Türkiye zor bir ülke. Yakın tarihimiz de uzak tarihimiz de acılarla dolu. Koca bir imparatorluktan yok olmanın eşiğine gelen, oradan da bir ulus devlet yaratan bir milletiz.
Cumhuriyetin kurulmasıyla, dertler bitmedi. İsyanlar, askeri darbeler, toplumsal kutuplaşmalar, soğuk savaş döneminde Sovyetler’den gelen tehditler…
Otoriter kültür ile demokrasi beklentisi arasında salınan bir “siyasi tarih”i yaşadık, yaşamayı sürdürüyoruz… Son 5 yıllık bilanço: 15 Temmuz darbe girişimi… Suriye iç savaşının neden olduğu yüzbinlerin göçü… PYD/YPG’ye sağlanan ABD desteği… İdlib’de Rusya ile çatışmanın eşiği…
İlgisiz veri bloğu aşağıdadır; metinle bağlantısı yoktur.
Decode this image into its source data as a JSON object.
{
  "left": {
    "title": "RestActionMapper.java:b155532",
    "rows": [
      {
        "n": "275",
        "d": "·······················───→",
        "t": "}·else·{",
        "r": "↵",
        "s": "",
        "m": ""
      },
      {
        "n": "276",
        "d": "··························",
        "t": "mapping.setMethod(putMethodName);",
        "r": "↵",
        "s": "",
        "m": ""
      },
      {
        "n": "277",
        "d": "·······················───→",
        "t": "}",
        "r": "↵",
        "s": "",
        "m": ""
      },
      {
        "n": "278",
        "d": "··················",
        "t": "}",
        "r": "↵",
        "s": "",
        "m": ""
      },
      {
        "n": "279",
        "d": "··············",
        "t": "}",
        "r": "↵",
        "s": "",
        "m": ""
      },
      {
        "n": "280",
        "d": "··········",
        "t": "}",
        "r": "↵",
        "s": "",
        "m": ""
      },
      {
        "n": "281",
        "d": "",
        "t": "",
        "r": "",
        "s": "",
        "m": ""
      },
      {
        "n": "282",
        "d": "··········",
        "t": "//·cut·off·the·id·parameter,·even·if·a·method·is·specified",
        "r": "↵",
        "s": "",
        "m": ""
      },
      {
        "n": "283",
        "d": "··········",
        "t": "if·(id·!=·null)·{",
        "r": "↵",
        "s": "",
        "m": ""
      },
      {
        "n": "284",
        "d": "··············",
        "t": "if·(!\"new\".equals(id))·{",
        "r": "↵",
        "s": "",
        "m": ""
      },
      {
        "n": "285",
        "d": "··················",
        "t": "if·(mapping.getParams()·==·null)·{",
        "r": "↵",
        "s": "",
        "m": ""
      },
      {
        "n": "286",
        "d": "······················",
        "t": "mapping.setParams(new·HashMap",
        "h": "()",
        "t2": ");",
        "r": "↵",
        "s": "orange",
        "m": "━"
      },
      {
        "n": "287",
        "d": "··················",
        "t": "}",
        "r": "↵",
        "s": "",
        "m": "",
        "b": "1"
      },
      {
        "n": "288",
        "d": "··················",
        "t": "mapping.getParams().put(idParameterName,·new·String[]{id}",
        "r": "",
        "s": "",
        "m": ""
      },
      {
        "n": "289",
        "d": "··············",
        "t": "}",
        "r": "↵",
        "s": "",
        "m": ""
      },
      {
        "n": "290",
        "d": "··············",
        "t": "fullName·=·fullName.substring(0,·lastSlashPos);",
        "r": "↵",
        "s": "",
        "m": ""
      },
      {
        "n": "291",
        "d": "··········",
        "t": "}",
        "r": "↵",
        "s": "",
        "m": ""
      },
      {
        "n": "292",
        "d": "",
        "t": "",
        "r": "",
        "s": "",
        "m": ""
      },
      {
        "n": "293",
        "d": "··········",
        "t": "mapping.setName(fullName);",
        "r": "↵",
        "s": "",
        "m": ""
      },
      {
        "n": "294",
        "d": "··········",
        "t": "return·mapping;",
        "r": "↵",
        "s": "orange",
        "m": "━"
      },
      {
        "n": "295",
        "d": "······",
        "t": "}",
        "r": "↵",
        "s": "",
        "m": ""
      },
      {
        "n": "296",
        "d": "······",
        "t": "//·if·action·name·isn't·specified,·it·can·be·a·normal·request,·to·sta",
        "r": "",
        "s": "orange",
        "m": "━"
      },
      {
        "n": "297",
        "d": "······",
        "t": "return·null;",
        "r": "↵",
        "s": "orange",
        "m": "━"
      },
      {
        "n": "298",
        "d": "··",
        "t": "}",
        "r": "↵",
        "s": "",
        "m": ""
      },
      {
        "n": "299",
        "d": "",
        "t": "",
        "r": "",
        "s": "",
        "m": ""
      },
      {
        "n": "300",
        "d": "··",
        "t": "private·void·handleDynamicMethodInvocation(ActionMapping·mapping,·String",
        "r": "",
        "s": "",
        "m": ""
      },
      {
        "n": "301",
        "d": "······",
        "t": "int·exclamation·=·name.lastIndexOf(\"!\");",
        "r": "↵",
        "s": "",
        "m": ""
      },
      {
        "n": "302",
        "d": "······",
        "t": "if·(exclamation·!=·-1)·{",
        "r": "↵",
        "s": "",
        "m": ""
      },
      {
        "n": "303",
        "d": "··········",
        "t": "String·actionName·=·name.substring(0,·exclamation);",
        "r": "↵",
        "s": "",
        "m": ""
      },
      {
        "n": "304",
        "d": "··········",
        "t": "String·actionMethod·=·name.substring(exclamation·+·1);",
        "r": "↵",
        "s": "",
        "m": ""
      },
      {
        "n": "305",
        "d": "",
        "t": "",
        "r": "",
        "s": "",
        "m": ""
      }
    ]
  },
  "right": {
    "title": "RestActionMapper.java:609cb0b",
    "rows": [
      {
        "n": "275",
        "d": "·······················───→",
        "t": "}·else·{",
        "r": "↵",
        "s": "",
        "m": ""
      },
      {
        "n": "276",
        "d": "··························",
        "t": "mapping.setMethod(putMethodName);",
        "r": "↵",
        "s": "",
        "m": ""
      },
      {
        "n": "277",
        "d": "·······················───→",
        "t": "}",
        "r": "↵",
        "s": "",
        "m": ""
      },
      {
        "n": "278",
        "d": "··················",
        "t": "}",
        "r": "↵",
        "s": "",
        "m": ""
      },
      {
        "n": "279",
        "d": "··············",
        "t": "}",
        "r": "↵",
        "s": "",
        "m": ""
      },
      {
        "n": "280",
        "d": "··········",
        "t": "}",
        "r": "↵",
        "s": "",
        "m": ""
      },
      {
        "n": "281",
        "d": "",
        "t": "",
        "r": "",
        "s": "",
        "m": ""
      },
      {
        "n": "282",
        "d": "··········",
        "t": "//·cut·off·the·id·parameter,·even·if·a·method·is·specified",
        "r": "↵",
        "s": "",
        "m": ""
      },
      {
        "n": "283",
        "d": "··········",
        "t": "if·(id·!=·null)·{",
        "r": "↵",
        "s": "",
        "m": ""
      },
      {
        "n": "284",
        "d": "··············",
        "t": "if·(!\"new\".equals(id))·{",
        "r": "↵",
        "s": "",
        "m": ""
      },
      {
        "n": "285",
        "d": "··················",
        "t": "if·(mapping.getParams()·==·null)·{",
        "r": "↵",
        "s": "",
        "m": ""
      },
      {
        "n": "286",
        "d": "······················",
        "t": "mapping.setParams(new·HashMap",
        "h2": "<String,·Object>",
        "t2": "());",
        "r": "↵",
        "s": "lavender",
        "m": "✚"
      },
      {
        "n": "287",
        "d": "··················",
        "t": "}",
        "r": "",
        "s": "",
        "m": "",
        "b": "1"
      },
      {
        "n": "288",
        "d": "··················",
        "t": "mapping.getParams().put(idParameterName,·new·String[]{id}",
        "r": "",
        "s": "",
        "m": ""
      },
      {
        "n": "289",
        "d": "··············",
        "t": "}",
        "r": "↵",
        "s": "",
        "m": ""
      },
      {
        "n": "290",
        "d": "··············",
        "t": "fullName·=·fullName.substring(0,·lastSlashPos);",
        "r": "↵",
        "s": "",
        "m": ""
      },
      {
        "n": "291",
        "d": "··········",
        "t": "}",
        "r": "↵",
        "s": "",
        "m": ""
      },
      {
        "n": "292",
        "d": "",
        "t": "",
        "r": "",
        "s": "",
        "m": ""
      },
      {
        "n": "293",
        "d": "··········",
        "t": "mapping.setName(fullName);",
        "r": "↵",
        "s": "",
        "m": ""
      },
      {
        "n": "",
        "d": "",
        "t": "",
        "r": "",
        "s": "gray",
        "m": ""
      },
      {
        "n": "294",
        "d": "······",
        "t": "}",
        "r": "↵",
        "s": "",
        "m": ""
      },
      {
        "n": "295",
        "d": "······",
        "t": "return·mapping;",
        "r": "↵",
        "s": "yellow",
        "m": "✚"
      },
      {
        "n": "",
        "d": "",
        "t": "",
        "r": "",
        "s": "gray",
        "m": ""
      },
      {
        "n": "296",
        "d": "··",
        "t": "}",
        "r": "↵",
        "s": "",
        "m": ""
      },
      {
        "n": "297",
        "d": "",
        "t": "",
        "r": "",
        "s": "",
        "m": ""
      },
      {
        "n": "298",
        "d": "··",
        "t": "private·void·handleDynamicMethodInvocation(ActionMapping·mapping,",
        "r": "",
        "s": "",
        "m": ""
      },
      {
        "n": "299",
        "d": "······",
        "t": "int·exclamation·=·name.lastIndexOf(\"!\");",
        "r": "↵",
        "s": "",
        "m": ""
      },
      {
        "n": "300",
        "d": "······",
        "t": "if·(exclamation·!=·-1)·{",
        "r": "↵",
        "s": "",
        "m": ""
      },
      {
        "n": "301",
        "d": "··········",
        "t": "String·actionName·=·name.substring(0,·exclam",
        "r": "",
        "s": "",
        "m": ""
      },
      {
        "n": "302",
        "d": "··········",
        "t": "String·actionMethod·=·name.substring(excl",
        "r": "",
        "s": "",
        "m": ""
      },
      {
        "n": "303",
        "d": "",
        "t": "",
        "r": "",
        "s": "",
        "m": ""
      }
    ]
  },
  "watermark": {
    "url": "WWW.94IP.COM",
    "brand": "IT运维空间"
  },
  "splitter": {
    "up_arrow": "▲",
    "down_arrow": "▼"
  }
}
Demokrasi, güvenlik ikilemi
Düne kadar AB kriterlerini savunan, demokratikleşme, insan hakları konusunda duyarlılık gösteren bazı kesimler, şimdi “artık mecburuz” havasında. Bize, özgürlük taleplerinden, demokrasi isteğinden, adil yargılama çabalarından vazgeçmemiz gerektiğini anlatıyorlar. Bizi inandırmaya çalışıyorlar.
Çünkü, “bölge karışık”... Çünkü, “hava dumanlı”... Bu koşullarda “milli birlik ve beraberlik içinde olmalıyız.”